新型コロナウイルスの感染拡大への対応策を議論した28日の衆院予算委員会では、与野党から注文が相次いだ。検査拡充を求められたり、マスク調達について問い詰められたり。安倍晋三首相が、2カ月前と同様の答弁を繰り返す場面もあり、政府の置かれた苦しい立場が浮き彫りになった。

■「1日2万件」目標に達せず

 各地で「受けたくても受けさせてもらえない」との不満の声も上がるPCR検査。立憲民主党の枝野幸男代表から対応の遅れを問われた首相はこう語った。

 「医師が必要があると判断した患者は、受けられるようにしていかなければならない」

 従来通りの答弁に枝野氏がかみついた。「連日おっしゃっている。2カ月前からおっしゃっていることの繰り返しなんですよ」

 首相は2月29日の記者会見で「医者が必要と考える場合にはすべての患者がPCR検査を受けることができる十分な検査能力を確保する」と断言した。4月6日には「1日2万件」の検査能力を目標に掲げた。

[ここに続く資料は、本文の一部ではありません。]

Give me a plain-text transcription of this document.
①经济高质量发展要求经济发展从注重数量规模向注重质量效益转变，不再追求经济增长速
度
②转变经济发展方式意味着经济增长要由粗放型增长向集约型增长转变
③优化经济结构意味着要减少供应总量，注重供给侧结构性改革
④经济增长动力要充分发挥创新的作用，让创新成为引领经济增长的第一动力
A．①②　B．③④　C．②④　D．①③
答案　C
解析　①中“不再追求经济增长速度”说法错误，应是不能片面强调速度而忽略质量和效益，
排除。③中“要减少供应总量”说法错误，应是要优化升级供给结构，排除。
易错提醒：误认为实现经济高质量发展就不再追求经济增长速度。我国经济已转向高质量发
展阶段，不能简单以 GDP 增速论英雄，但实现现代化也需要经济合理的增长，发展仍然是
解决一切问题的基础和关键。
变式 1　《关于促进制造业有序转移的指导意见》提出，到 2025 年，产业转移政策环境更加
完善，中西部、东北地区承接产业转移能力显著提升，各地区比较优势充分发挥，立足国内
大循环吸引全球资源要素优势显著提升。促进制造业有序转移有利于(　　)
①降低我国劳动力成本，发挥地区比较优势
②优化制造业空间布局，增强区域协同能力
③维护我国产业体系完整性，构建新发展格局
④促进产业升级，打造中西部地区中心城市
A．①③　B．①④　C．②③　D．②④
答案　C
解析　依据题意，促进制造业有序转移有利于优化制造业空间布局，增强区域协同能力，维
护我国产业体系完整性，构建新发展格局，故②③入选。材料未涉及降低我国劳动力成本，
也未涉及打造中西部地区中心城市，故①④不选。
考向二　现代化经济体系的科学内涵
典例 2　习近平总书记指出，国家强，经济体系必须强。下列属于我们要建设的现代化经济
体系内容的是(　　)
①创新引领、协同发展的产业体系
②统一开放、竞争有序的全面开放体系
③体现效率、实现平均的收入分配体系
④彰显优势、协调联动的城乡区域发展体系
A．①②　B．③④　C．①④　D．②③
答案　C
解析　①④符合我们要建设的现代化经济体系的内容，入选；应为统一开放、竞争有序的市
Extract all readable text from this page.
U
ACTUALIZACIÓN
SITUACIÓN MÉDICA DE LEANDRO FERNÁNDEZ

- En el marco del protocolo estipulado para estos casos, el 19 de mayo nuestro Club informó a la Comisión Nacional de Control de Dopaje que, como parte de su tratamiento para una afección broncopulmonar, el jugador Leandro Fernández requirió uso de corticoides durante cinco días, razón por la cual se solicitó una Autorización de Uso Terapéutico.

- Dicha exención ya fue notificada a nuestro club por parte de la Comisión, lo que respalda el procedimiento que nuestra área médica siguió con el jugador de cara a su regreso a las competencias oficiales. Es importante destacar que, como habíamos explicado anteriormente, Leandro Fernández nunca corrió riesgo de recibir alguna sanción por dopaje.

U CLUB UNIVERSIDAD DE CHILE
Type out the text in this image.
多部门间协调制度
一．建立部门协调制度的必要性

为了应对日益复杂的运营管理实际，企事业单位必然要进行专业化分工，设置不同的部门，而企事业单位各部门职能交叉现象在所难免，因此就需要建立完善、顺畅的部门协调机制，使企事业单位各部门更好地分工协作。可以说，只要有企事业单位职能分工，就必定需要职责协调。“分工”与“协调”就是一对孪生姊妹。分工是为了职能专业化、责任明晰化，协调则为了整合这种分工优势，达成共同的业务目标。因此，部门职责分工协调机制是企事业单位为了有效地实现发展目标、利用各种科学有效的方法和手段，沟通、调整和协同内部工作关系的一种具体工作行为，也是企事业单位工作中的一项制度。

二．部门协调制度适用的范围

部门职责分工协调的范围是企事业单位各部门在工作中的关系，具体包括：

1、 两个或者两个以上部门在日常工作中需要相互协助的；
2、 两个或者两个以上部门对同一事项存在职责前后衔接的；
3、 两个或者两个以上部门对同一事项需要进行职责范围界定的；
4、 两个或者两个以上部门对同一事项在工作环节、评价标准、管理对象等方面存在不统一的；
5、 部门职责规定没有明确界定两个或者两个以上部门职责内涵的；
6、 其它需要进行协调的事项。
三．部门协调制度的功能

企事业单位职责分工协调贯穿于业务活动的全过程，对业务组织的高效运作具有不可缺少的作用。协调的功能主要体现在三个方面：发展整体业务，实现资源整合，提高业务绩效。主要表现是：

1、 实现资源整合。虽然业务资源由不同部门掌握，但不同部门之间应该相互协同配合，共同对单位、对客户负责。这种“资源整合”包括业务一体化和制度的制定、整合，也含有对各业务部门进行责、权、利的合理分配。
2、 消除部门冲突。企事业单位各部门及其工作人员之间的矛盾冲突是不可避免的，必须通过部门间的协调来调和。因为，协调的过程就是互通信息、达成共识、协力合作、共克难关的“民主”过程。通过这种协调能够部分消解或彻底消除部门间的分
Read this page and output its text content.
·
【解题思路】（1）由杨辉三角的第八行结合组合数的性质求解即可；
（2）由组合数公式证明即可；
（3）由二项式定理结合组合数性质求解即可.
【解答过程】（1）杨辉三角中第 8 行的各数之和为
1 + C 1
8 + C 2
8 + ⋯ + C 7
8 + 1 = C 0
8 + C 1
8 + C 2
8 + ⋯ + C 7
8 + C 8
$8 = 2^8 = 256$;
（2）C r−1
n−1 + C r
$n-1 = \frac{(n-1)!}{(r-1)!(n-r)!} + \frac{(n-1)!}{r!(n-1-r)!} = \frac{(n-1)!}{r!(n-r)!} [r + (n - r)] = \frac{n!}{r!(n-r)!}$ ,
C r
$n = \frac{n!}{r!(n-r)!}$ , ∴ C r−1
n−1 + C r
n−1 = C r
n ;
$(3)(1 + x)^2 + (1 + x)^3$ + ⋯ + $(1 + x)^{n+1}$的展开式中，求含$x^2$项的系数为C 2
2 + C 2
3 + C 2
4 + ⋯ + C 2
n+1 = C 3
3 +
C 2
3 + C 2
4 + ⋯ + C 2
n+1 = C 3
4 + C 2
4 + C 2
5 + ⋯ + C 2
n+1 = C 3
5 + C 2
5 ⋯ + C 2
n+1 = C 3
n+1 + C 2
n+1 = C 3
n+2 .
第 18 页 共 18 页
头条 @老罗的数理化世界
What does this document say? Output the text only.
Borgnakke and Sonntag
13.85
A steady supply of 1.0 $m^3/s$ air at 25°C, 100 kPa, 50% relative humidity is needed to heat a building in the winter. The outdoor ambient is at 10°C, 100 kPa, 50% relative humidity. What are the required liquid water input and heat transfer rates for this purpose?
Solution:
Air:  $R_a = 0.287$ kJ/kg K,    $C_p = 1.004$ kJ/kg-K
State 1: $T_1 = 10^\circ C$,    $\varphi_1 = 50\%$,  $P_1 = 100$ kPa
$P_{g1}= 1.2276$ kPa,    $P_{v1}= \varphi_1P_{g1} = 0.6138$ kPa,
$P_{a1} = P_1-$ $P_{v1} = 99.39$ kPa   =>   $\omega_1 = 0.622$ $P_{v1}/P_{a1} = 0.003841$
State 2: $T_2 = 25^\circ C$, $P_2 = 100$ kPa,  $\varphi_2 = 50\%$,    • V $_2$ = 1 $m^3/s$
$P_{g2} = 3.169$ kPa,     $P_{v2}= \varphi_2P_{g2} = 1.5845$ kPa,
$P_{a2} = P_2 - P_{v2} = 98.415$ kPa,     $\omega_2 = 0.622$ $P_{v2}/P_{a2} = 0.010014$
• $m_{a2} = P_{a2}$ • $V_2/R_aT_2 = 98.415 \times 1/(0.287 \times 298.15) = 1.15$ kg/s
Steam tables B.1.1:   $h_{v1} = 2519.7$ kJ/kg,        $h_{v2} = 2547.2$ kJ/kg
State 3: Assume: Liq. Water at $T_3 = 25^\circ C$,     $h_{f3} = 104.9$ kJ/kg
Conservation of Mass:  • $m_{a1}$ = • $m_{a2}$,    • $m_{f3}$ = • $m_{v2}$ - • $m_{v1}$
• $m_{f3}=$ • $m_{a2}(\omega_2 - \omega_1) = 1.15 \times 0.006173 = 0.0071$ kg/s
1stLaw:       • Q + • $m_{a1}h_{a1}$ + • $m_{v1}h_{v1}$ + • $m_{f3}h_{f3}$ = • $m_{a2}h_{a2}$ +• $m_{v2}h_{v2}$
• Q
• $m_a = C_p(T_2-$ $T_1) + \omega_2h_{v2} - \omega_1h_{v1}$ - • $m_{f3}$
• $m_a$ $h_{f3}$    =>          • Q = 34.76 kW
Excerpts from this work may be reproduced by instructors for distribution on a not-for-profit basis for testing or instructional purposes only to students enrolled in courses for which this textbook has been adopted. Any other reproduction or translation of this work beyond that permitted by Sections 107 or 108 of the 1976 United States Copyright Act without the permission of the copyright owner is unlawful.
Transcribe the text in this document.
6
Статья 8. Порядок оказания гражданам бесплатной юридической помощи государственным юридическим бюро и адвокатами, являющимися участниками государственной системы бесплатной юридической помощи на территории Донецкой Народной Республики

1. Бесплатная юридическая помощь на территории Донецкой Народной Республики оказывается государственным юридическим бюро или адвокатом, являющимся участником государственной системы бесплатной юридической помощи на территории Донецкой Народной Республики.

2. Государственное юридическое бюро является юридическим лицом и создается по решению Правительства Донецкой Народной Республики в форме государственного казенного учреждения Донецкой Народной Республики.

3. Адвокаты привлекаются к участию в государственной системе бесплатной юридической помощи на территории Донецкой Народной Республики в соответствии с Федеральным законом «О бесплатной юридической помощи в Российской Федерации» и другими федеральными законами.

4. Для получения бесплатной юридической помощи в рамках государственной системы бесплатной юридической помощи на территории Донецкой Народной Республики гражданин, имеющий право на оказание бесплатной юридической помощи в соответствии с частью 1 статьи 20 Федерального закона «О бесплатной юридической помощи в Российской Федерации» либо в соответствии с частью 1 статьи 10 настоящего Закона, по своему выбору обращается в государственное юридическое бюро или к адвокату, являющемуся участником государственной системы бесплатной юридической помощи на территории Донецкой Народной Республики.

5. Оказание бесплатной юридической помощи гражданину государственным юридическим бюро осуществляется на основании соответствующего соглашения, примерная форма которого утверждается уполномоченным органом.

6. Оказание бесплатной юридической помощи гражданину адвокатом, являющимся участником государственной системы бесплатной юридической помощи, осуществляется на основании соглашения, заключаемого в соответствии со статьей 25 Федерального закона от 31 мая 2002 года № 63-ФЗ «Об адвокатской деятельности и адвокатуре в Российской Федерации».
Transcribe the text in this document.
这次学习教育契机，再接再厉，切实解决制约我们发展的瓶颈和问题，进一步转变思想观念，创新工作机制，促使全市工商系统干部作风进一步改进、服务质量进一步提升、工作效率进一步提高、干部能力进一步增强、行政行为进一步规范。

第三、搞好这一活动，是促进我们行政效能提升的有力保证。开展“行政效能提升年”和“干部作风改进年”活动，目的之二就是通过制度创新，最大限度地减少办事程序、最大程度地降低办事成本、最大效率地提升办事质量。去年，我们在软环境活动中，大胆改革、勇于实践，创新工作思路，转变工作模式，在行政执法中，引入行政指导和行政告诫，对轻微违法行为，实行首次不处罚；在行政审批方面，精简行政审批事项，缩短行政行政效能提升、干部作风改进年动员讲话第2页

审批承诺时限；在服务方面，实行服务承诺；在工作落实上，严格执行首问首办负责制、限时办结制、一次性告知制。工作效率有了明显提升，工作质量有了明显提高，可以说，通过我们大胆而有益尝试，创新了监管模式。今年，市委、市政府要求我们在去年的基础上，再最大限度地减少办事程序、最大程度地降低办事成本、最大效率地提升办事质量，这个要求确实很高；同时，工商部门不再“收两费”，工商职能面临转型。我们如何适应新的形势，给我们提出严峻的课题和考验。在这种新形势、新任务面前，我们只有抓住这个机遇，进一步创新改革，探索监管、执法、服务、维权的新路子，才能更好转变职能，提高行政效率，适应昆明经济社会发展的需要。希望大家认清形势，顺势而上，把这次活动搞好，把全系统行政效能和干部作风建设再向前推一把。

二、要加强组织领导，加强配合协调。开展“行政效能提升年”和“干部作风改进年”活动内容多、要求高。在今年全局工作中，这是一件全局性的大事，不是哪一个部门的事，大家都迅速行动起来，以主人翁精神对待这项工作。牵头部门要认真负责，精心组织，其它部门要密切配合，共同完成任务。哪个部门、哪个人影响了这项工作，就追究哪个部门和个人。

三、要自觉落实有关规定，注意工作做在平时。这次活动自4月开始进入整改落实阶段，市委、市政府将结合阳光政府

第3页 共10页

 しかし、そうした目標には達していない。厚生労働省は今月25日時点で、1日に約1万5600件の検査ができるとしている。実際の検査件数は今月中旬以降の平日だと約7千〜約9千件。鼻やのどの粘液を採取する際に感染の危険があることから検体を採る場所を「帰国者・接触者外来」に限ってきたことや、専門技術を持った人材の不足が指摘されている。研修を受けた歯科医師が検体採取できる特例も認めるなど対応を進めるが、遅れは否めない。

 枝野氏は検査能力と実績の開きを挙げ、検査を受ける要件の厳しさを疑問視。「37.5度以上の熱が4日以上続く」とされる相談・受診の目安の変更を求めたが、加藤勝信厚生労働相は「必ず受診をしてほしいという目安だ。柔軟に判断するように、との通知も出した」と述べるにとどめた。